Em relatório, o MP chamou a atenção que o valor, somado a outros R$ 70 mil recebidos por Serafim da empresa de Cinira Maturana, então namorada do ex-presidente Carlos Miguel Aidar - ambos denunciados por corrupção -, compõe a maior parte de tudo que recebeu no período da quebra do sigilo, entre maio de 2015 e dezembro de 2016.

"De todos os créditos recebidos por Leonardo, 70% correspondem aos depósitos em dinheiro e às transferências recebidas da empresa TML (de Cinira)", destacou o MP.

Mais do que isso, o órgão ressaltou que pouco mais de R$ 50 mil dos R$ 77 mil em espécie caíram na conta do dirigente em maio de 2015. A movimentação é atípica e não se repetiu em nenhum outro mês do período analisado.

"Curioso notar que, justamente no mês seguinte, em junho de 2015, o São Paulo começou a pagar, supostamente de forma indevida, as parcelas do contrato com o escritório de advocacia José Roberto Cortez Advogados", diz o relatório.

Serafim foi indiciado pelo recebimento de R$ 70 mil em depósitos feitos pela empresa da ex-namorada do ex-presidente do São Paulo Carlos Miguel Aidar. Segundo o Ministério Público, o repasse teria sido divisão de comissões pela contratação do escritório de advocacia José Roberto Cortez. O cartola foi denunciado por crime patrimonial e em lavagens de capitais, enquadrado em artigos do código penal que mencionam furto qualificado, com abuso de confiança e mediante concurso de duas ou mais pessoas. Os R$ 77 mil em dinheiro não foram incluídos na denúncia, que ressalta que os fatos praticados no período permanecem sob investigação.

O São Paulo pagou R$ 4,675 milhões em um ano ao escritório do advogado José Roberto Cortez durante a gestão Carlos Miguel Aidar, em operações denunciadas pelo Ministério Público de São Paulo como indícios de lavagem de dinheiro por parte dos envolvidos.

Sobre as informações da reportagem, Serafim afirmou o seguinte:

"Em primeiro lugar, é importante dizer que as informações constantes do relatório objeto dos questionamentos da matéria são sigilosas por lei, independentemente do segredo de justiça das investigações e do processo. Sobre o conteúdo do relatório, o que posso dizer nesse momento é que os esclarecimentos foram prestados e a denúncia sequer menciona algo a esse respeito. Sobre o restante do processo, reitero que me manifestarei primeiramente nos autos e no momento oportuno a vocês".
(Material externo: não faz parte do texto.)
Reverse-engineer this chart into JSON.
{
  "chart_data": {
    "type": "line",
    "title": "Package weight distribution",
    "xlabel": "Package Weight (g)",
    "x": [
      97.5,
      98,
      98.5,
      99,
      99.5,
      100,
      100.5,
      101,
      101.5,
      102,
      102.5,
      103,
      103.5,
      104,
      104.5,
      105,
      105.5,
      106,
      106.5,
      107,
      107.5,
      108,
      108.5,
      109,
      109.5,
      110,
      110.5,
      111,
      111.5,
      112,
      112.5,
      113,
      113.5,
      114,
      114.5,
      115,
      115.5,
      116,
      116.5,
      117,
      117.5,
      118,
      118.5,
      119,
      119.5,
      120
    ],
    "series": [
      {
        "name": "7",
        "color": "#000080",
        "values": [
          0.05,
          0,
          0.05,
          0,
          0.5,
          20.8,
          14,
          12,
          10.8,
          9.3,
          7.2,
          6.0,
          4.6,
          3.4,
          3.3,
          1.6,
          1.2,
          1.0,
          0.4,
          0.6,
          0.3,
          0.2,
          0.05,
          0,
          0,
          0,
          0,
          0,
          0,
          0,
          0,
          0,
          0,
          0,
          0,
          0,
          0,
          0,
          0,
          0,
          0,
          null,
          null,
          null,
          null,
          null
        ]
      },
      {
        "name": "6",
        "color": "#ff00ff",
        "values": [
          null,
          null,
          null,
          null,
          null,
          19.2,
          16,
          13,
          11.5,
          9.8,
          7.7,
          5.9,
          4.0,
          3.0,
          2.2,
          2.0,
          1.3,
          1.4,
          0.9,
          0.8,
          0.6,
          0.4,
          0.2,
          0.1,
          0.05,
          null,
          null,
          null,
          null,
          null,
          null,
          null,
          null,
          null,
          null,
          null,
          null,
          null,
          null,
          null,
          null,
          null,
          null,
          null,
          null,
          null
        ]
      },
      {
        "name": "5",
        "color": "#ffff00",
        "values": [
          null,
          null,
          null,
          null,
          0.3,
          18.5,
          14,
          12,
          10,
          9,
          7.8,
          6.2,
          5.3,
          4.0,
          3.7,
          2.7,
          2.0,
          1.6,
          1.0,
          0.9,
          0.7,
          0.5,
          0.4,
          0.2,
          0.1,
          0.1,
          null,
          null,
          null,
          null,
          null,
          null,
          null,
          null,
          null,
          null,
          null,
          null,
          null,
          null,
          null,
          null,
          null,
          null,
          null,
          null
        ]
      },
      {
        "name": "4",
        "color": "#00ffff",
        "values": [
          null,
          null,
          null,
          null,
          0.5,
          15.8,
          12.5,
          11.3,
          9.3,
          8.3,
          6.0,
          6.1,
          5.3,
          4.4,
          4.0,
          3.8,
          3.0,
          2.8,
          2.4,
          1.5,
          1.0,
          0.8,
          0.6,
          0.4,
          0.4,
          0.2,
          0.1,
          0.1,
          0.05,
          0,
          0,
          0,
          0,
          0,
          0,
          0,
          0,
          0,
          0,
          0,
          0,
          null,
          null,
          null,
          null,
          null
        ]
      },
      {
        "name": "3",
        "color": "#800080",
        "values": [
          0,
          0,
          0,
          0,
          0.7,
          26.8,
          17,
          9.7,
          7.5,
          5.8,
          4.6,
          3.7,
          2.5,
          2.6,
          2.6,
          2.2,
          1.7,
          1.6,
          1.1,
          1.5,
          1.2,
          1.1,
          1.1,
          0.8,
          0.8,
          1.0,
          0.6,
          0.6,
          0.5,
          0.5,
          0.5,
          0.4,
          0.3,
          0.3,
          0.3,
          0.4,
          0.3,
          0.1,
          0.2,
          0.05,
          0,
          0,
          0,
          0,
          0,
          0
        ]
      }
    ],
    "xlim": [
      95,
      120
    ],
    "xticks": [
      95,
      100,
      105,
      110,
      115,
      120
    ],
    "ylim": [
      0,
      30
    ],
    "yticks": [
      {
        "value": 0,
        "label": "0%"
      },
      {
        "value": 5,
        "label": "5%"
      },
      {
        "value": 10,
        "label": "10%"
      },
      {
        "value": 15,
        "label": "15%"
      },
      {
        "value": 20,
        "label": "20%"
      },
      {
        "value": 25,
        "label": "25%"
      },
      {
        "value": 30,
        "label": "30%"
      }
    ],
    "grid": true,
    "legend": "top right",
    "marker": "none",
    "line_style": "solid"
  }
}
O advogado de Aidar, José Luis Oliveira Lima, disse à coluna que "a acusação nada mais é do que uma peça de ficção criada pelo Ministério Público, que não é capaz de narrar um único fato criminoso em face do presidente Carlos Miguel Aidar. Depois de mais de cinco anos de investigação conduzida pelo MP, absolutamente nada foi demonstrado contra Aidar, que sempre pautou a sua vida pela correção e ética".

Cinira não comenta as acusações do Ministério Público.